Coffman came to prominence in the motorcycling industry during the early 1910s as a sales manager and later vice president of the Consolidated Manufacturing Company, makers of the Yale motorcycle. Coffman traveled the country securing dealers for Yale and he became one of the most respected figures in the industry.

In 1913, the Federation of American Motorcyclists (FAM), at that time America’s national motorcycling organization, was having great difficulty keeping up with the nation’s rapidly growing motorcycling community. With backing from Arthur Davidson (co-founder of Harley-Davidson), Coffman was elected president of the FAM to help shore up nationwide support for the organization.

While Coffman was able to stabilize the teetering FAM, he was not able to secure the support from the industry needed to help the FAM grow, so he resigned his position after less than two years as president. His frustration with not being able to secure sufficient funding for the FAM would play an important part a decade later in the formation of the AMA.

After leaving Yale motorcycles, Coffman became a motorcycle trade show coordinator. He was a key member in the organization of the Motorcycle and Allied Trades Association (M&ATA) in 1918. The M&ATA was just what the name implied – a group of motorcycle-related businesses that organized to improve the business of motorcycling. It took over the role of the FAM, which had been largely dormant since the onset of World War I in 1916. Riders’ needs were also within the realm of the M&ATA, but took a back seat to the needs of the manufacturers.

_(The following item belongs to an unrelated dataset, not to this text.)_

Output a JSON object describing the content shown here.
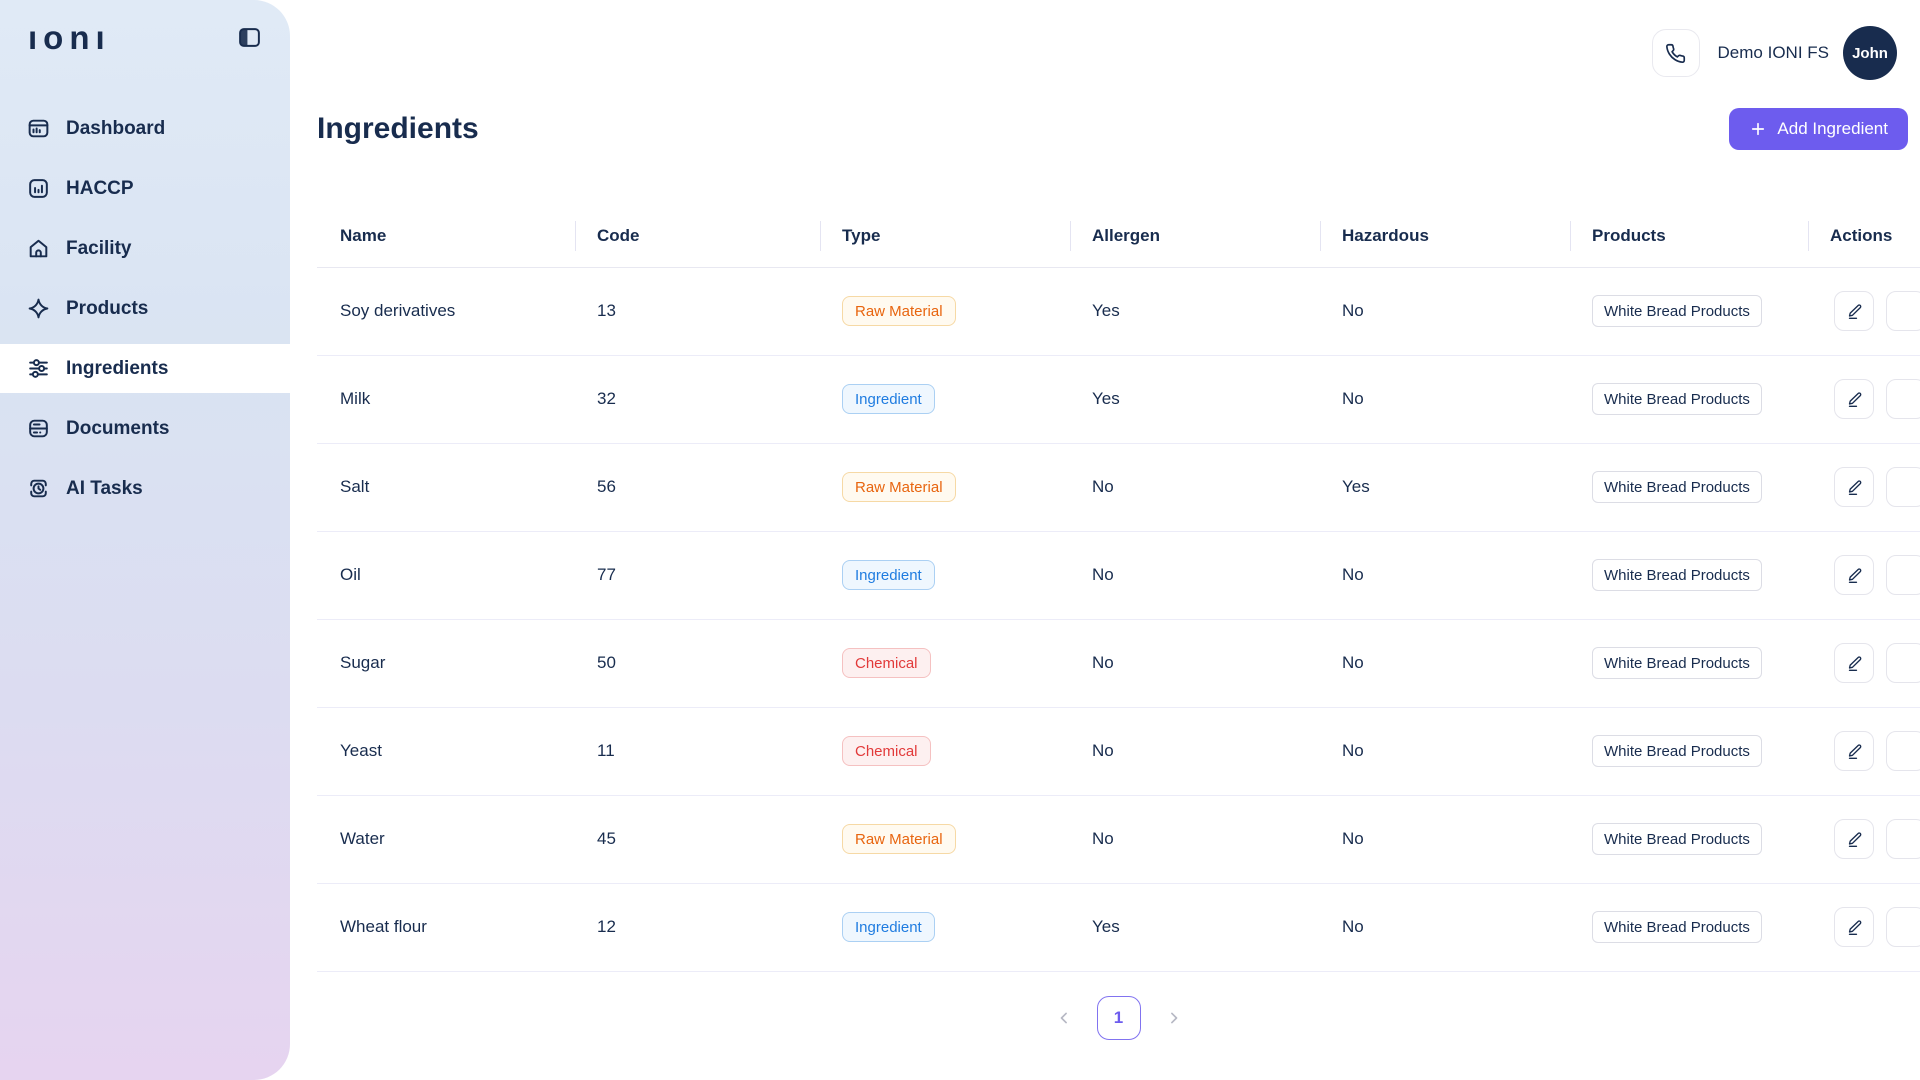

One of the first recorded government-relations activities on behalf of motorcyclists came from Coffman as general manager of the M&ATA in 1921. Coffman sent a letter of protest to Senator Thomas Watson of Georgia, who called motorcycles "devilish" in a speech promoting greater highway regulation. Coffman’s letter, which pointed out numerous positives of the motorcycle as a practical mode of transportation and its significant role in World War I, was published in the motorcycle magazines of the day. The letter served notice to politicians that motorcyclists were indeed a large contingent of citizens demanding fair treatment. In turn, the highly publicized letter served as an example to motorcyclists across the nation on how to deal with political threats in a respectful and effective manner.

In 1924, the AMA emerged from within the M&ATA via a proposal from Coffman. He saw the need for an association that would work primarily for the needs of motorcyclists. He also envisioned the organization being funded largely by motorcyclists instead of primarily by the manufacturers. The AMA became the riders’ body of the M&ATA and its purpose was to protect and promote the interests of riders in legislative matters as well as oversee the competition end of the sport. Dues for AMA membership in 1924 were $1 per year.

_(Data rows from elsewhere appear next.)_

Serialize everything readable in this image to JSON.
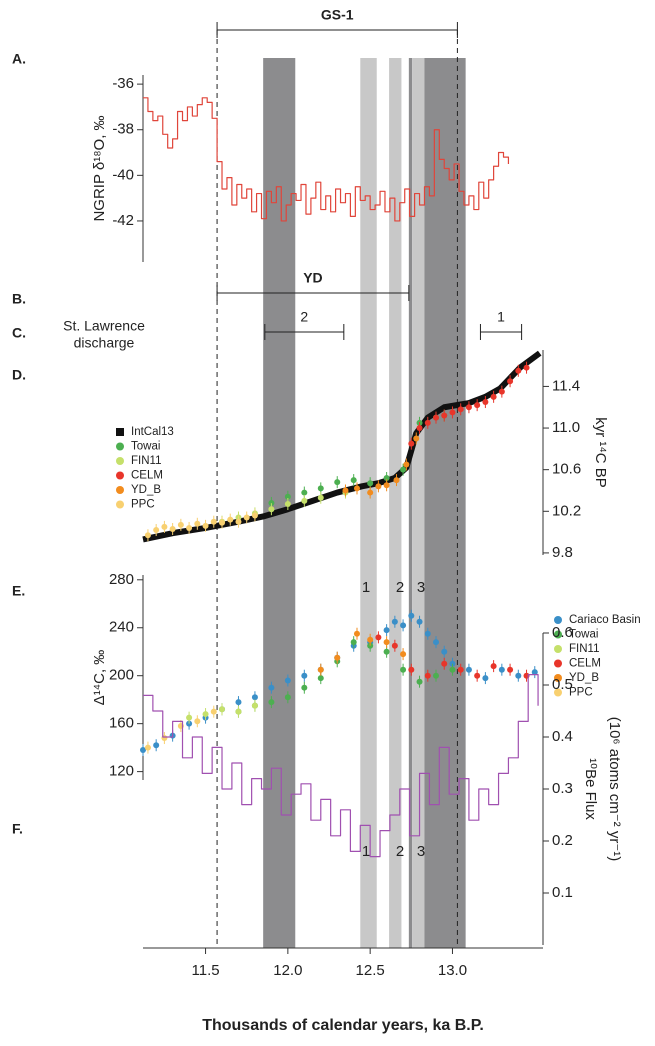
{
  "chart_data": [
    {
      "type": "line",
      "panel": "A.",
      "ylabel": "NGRIP δ¹⁸O, ‰",
      "step": true,
      "xlim": [
        11.12,
        13.55
      ],
      "ylim": [
        -43.8,
        -35.6
      ],
      "yticks": [
        -42,
        -40,
        -38,
        -36
      ],
      "series": [
        {
          "color": "#e0453a",
          "x": [
            11.12,
            11.15,
            11.18,
            11.21,
            11.24,
            11.27,
            11.3,
            11.33,
            11.36,
            11.39,
            11.42,
            11.45,
            11.48,
            11.51,
            11.54,
            11.57,
            11.6,
            11.63,
            11.66,
            11.69,
            11.72,
            11.75,
            11.78,
            11.81,
            11.84,
            11.87,
            11.9,
            11.93,
            11.96,
            11.99,
            12.02,
            12.05,
            12.08,
            12.11,
            12.14,
            12.17,
            12.2,
            12.23,
            12.26,
            12.29,
            12.32,
            12.35,
            12.38,
            12.41,
            12.44,
            12.47,
            12.5,
            12.53,
            12.56,
            12.59,
            12.62,
            12.65,
            12.68,
            12.71,
            12.74,
            12.77,
            12.8,
            12.83,
            12.86,
            12.89,
            12.92,
            12.95,
            12.98,
            13.01,
            13.04,
            13.07,
            13.1,
            13.13,
            13.16,
            13.19,
            13.22,
            13.25,
            13.28,
            13.31,
            13.34
          ],
          "values": [
            -36.6,
            -37.2,
            -37.6,
            -37.4,
            -38.2,
            -38.8,
            -38.4,
            -37.2,
            -37.6,
            -37.0,
            -37.4,
            -36.9,
            -36.6,
            -36.8,
            -37.5,
            -39.4,
            -40.6,
            -40.1,
            -41.3,
            -40.4,
            -41.0,
            -40.6,
            -41.6,
            -40.8,
            -41.9,
            -40.7,
            -41.2,
            -40.5,
            -42.0,
            -41.3,
            -40.8,
            -41.1,
            -40.4,
            -41.7,
            -41.0,
            -40.3,
            -41.5,
            -40.9,
            -41.6,
            -40.6,
            -41.2,
            -40.8,
            -41.8,
            -40.5,
            -41.1,
            -40.9,
            -41.5,
            -41.3,
            -40.7,
            -41.6,
            -41.0,
            -42.0,
            -41.2,
            -40.6,
            -41.8,
            -40.8,
            -41.3,
            -40.5,
            -40.9,
            -38.0,
            -39.3,
            -39.7,
            -40.2,
            -39.5,
            -40.7,
            -41.3,
            -40.9,
            -41.5,
            -40.3,
            -41.0,
            -40.2,
            -39.6,
            -39.0,
            -39.2,
            -39.5
          ]
        }
      ]
    },
    {
      "type": "scatter",
      "panel": "D.",
      "ylabel": "kyr ¹⁴C BP",
      "legend": "left",
      "xlim": [
        11.12,
        13.55
      ],
      "ylim": [
        9.78,
        11.75
      ],
      "yticks": [
        9.8,
        10.2,
        10.6,
        {
          "value": 11,
          "label": "11.0"
        },
        11.4
      ],
      "series": [
        {
          "name": "IntCal13",
          "color": "#111111",
          "kind": "line",
          "x": [
            11.12,
            11.3,
            11.5,
            11.7,
            11.85,
            12.0,
            12.15,
            12.3,
            12.45,
            12.55,
            12.65,
            12.72,
            12.78,
            12.85,
            12.95,
            13.1,
            13.2,
            13.29,
            13.41,
            13.53
          ],
          "values": [
            9.93,
            9.99,
            10.04,
            10.1,
            10.15,
            10.22,
            10.3,
            10.38,
            10.44,
            10.47,
            10.52,
            10.62,
            10.95,
            11.1,
            11.2,
            11.24,
            11.3,
            11.38,
            11.58,
            11.72
          ]
        },
        {
          "name": "Towai",
          "color": "#4caf50",
          "kind": "points",
          "x": [
            11.9,
            12.0,
            12.1,
            12.2,
            12.3,
            12.4,
            12.5,
            12.6,
            12.7,
            12.8,
            12.9,
            12.95
          ],
          "values": [
            10.28,
            10.34,
            10.38,
            10.42,
            10.48,
            10.5,
            10.47,
            10.52,
            10.6,
            11.05,
            11.1,
            11.12
          ]
        },
        {
          "name": "FIN11",
          "color": "#c5e06a",
          "kind": "points",
          "x": [
            11.6,
            11.7,
            11.8,
            11.9,
            12.0,
            12.1,
            12.2,
            12.35
          ],
          "values": [
            10.1,
            10.14,
            10.18,
            10.22,
            10.27,
            10.3,
            10.33,
            10.38
          ]
        },
        {
          "name": "CELM",
          "color": "#e8352a",
          "kind": "points",
          "x": [
            12.75,
            12.8,
            12.85,
            12.9,
            12.95,
            13.0,
            13.05,
            13.1,
            13.15,
            13.2,
            13.25,
            13.3,
            13.35,
            13.4,
            13.45
          ],
          "values": [
            10.85,
            11.0,
            11.05,
            11.1,
            11.12,
            11.15,
            11.18,
            11.2,
            11.22,
            11.25,
            11.3,
            11.35,
            11.45,
            11.55,
            11.58
          ]
        },
        {
          "name": "YD_B",
          "color": "#f28c1e",
          "kind": "points",
          "x": [
            12.35,
            12.42,
            12.5,
            12.55,
            12.6,
            12.66,
            12.72,
            12.78
          ],
          "values": [
            10.4,
            10.42,
            10.38,
            10.44,
            10.45,
            10.5,
            10.65,
            10.9
          ]
        },
        {
          "name": "PPC",
          "color": "#f8d070",
          "kind": "points",
          "x": [
            11.15,
            11.2,
            11.25,
            11.3,
            11.35,
            11.4,
            11.45,
            11.5,
            11.55,
            11.6,
            11.65,
            11.7,
            11.75,
            11.8
          ],
          "values": [
            9.97,
            10.02,
            10.05,
            10.03,
            10.07,
            10.04,
            10.08,
            10.06,
            10.1,
            10.09,
            10.12,
            10.1,
            10.14,
            10.16
          ]
        }
      ]
    },
    {
      "type": "scatter",
      "panel": "E.",
      "ylabel": "Δ¹⁴C, ‰",
      "legend": "right",
      "labels": [
        "1",
        "2",
        "3"
      ],
      "xlim": [
        11.12,
        13.55
      ],
      "ylim": [
        113,
        284
      ],
      "yticks": [
        120,
        160,
        200,
        240,
        280
      ],
      "series": [
        {
          "name": "Cariaco Basin",
          "color": "#3a8fc8",
          "kind": "points",
          "x": [
            11.12,
            11.2,
            11.3,
            11.4,
            11.5,
            11.6,
            11.7,
            11.8,
            11.9,
            12.0,
            12.1,
            12.2,
            12.3,
            12.4,
            12.5,
            12.6,
            12.65,
            12.7,
            12.75,
            12.8,
            12.85,
            12.9,
            12.95,
            13.0,
            13.1,
            13.2,
            13.3,
            13.4,
            13.5
          ],
          "values": [
            138,
            142,
            150,
            160,
            165,
            172,
            178,
            182,
            190,
            196,
            200,
            205,
            215,
            225,
            228,
            238,
            245,
            242,
            250,
            245,
            235,
            228,
            220,
            210,
            205,
            198,
            205,
            200,
            203
          ]
        },
        {
          "name": "Towai",
          "color": "#4caf50",
          "kind": "points",
          "x": [
            11.7,
            11.8,
            11.9,
            12.0,
            12.1,
            12.2,
            12.3,
            12.4,
            12.5,
            12.6,
            12.7,
            12.8,
            12.9,
            13.0
          ],
          "values": [
            170,
            175,
            178,
            182,
            190,
            198,
            212,
            228,
            225,
            220,
            205,
            195,
            200,
            205
          ]
        },
        {
          "name": "FIN11",
          "color": "#c5e06a",
          "kind": "points",
          "x": [
            11.4,
            11.5,
            11.6,
            11.7,
            11.8
          ],
          "values": [
            165,
            168,
            172,
            170,
            175
          ]
        },
        {
          "name": "CELM",
          "color": "#e8352a",
          "kind": "points",
          "x": [
            12.55,
            12.65,
            12.75,
            12.85,
            12.95,
            13.05,
            13.15,
            13.25,
            13.35,
            13.45
          ],
          "values": [
            232,
            225,
            205,
            200,
            210,
            205,
            200,
            208,
            205,
            200
          ]
        },
        {
          "name": "YD_B",
          "color": "#f28c1e",
          "kind": "points",
          "x": [
            12.2,
            12.3,
            12.42,
            12.5,
            12.6,
            12.7
          ],
          "values": [
            205,
            215,
            235,
            230,
            228,
            218
          ]
        },
        {
          "name": "PPC",
          "color": "#f8d070",
          "kind": "points",
          "x": [
            11.15,
            11.25,
            11.35,
            11.45,
            11.55
          ],
          "values": [
            140,
            148,
            158,
            162,
            170
          ]
        }
      ]
    },
    {
      "type": "line",
      "panel": "F.",
      "ylabel": [
        "¹⁰Be Flux",
        "(10⁶ atoms cm⁻² yr⁻¹)"
      ],
      "step": true,
      "labels": [
        "1",
        "2",
        "3"
      ],
      "xlabel": "Thousands of calendar years, ka B.P.",
      "xlim": [
        11.12,
        13.55
      ],
      "xticks": [
        11.5,
        {
          "value": 12,
          "label": "12.0"
        },
        12.5,
        {
          "value": 13,
          "label": "13.0"
        }
      ],
      "ylim": [
        0,
        0.6
      ],
      "yticks": [
        0.1,
        0.2,
        0.3,
        0.4,
        0.5,
        0.6
      ],
      "series": [
        {
          "color": "#a050b0",
          "x": [
            11.12,
            11.18,
            11.24,
            11.3,
            11.36,
            11.42,
            11.48,
            11.54,
            11.6,
            11.66,
            11.72,
            11.78,
            11.84,
            11.9,
            11.96,
            12.02,
            12.08,
            12.14,
            12.2,
            12.26,
            12.32,
            12.38,
            12.44,
            12.5,
            12.56,
            12.62,
            12.68,
            12.74,
            12.8,
            12.86,
            12.92,
            12.98,
            13.04,
            13.1,
            13.16,
            13.22,
            13.28,
            13.34,
            13.4,
            13.46,
            13.52
          ],
          "values": [
            0.48,
            0.45,
            0.4,
            0.43,
            0.36,
            0.4,
            0.33,
            0.38,
            0.3,
            0.35,
            0.27,
            0.32,
            0.3,
            0.34,
            0.25,
            0.29,
            0.31,
            0.24,
            0.28,
            0.21,
            0.26,
            0.18,
            0.23,
            0.17,
            0.22,
            0.25,
            0.3,
            0.21,
            0.33,
            0.27,
            0.38,
            0.29,
            0.32,
            0.24,
            0.3,
            0.27,
            0.33,
            0.36,
            0.43,
            0.52,
            0.46
          ]
        }
      ]
    }
  ],
  "annotations": {
    "bands": [
      {
        "start": 11.85,
        "end": 12.045,
        "color": "#8c8c8e"
      },
      {
        "start": 12.44,
        "end": 12.54,
        "color": "#c8c8c8"
      },
      {
        "start": 12.615,
        "end": 12.69,
        "color": "#c8c8c8"
      },
      {
        "start": 12.735,
        "end": 12.755,
        "color": "#8c8c8e"
      },
      {
        "start": 12.755,
        "end": 12.83,
        "color": "#c8c8c8"
      },
      {
        "start": 12.83,
        "end": 13.08,
        "color": "#8c8c8e"
      }
    ],
    "dashed_lines": [
      11.57,
      13.03
    ],
    "brackets": [
      {
        "label": "GS-1",
        "start": 11.57,
        "end": 13.03
      },
      {
        "label": "YD",
        "start": 11.57,
        "end": 12.735
      },
      {
        "label": "2",
        "start": 11.86,
        "end": 12.34
      },
      {
        "label": "1",
        "start": 13.17,
        "end": 13.42
      }
    ],
    "panels": [
      {
        "letter": "B."
      },
      {
        "letter": "C.",
        "text": [
          "St. Lawrence",
          "discharge"
        ]
      }
    ]
  }
}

Coffman was named secretary of the AMA and was to oversee its operation, which was based in Chicago. The job was not a full-time position in those days, but Coffman dedicated much of his time and effort to promoting the AMA.

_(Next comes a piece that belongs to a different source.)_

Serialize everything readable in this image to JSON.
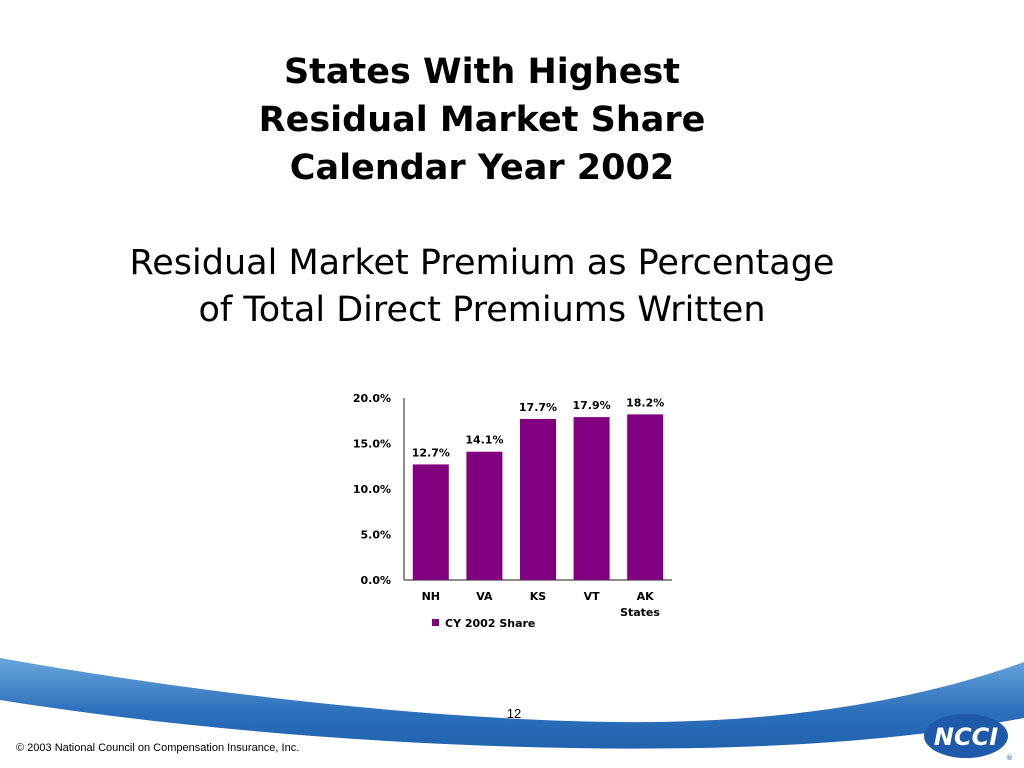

Coffman’s ideas were often ahead of their time. One, in particular, did not meet with favor from U.S. motorcycle makers. Coffman favored, and attempted to promote, affiliation with the world sanctioning body of motorcycling, the FIM, as early as the 1920s. But the U.S. manufacturers at the time were not in favor of aligning American competition rules (which featured much larger displacement engines) with those in Europe. Additionally, the U.S. makers were not eager to open the domestic market to European-made motorcycles. Even though Hoffman’s proposal to bring America into the worldwide realm of motorcycling did not go forward, it showed the forward thinking of the man. The AMA eventually did affiliate with the FIM, nearly 50 years after Coffman first promoted the idea.

Coffman served as secretary of the AMA for five years. In 1928, he resigned from the AMA to pursue an interest in business affairs. Even though he was no longer directly involved in motorcycling, he carried on many of the relationships he had in the industry.

Coffman died in 1955. He will be remembered as a man of vision who cared dearly about motorcycling and its future. He was inducted into the AMA Motorcycle Hall of Fame in 1998.